Like Jacques Audiard’s A Prophet, the last prison drama to have this kind of spare, merciless, impeccably crafted impact, Starred Up deals with a prison ecosystem full of longstanding criminal alliances, a well-established hierarchy, and easy enmities. But where A Prophet’s 19-year-old prison newbie starts out as a babe in the woods, in need of protection and education, Eric is a ferocious, mesmerizing force of chaos. His unpredictability gives Starred Up its relentless drive; his refusal to back down even when he can’t possibly win, or even escape punishment for defiance means there’s no limit to what he might do next.
What makes Starred Up more than a one-man show—though it comes close to that at times—is the sense that Eric is a disruptive stone dropped into a deep pond, one that existed long before he came along, and is rarely free of one kind of ripple or another. Mackenzie relies heavily on a fine, nuanced cast who effectively communicate with glances and postures, which becomes crucial, since there’s so much going on in every scene, and so little time wasted on talking out the characters’ choices. Virtually everyone in this setting acts on instinct, with minimal words, so the many threads of delicate tension running through the prison have to come across through action. That’s what makes this film different from most prison dramas: Mackenzie and Asser seemingly assume their viewers have watched plenty of other, similar stories, and can fill in for themselves why the block’s corrupt Governor Hayes (Sam Spruell) might hate and resent his newly promoted female boss (Sian Breckin). Or why Hayes and outside counselor Oliver (Rupert Friend), who runs a delicate but effective group-therapy program, are at each other’s throats. Or why the participants in the program, who protect and support each other, still frequently bait each other into screaming matches, testing each other’s fragile, newfound self-control. That level of trust in the audience gives the film a thrilling density, and a sense of a precision-engineered machine operating at its peak: Every moment feels charged and calculated. The script could be taught in classrooms, to illustrate both “Show, don’t tell” and narrative economy.
Given the film’s charged environment and perfect performances, its chilly look seems almost incidental. Cinematographer Michael McDonough gives the film the same bleak blue-and-gray look he gave Winter’s Bone, building a sense of a world almost without color—so that it’s all the more striking when Mackenzie catches Eric alone for a second in his cell with a brilliant orange light leaking through a makeshift curtain, or when Eric gets jumped in a shower (shades of Eastern Promises), and his pale white body sprawls amid industrial grey tiles. Mackenzie has made flashier films—Perfect Sense’s woozy, gorgeously sensual visuals were much stronger than its story—but he does occasionally assert himself with an off-kilter or low-angle shot, again disbursed minimally, and for striking impact.

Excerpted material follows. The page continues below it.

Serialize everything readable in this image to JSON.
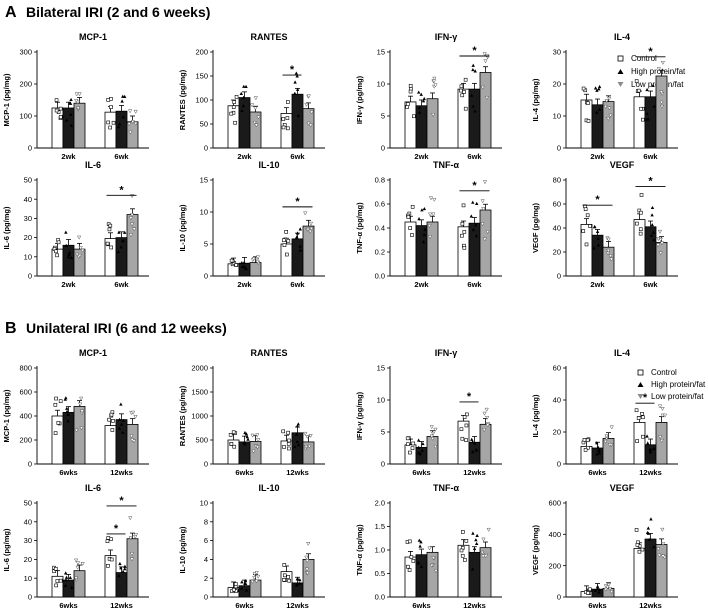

Mostly, though, he keeps the complications between the characters, as Eric and Neville bounce off each other with a friction that changes in every scene, especially as Eric starts making friends among Oliver’s group, and Neville tries to sort through his jealousy, possessiveness, and alpha-male need for deference. O’Connell is riveting in his physical fearlessness and rabid energy, but Mendelsohn offers just as striking a performance, as he pauses in his conflicts with his son only long enough to navigate his conflicts with himself. These are complicated characters, presented in the most straightforward and simple way possible. The most tremendous thing about Starred Up is exactly how simple it keeps things, and what a richly nuanced story emerges in the process.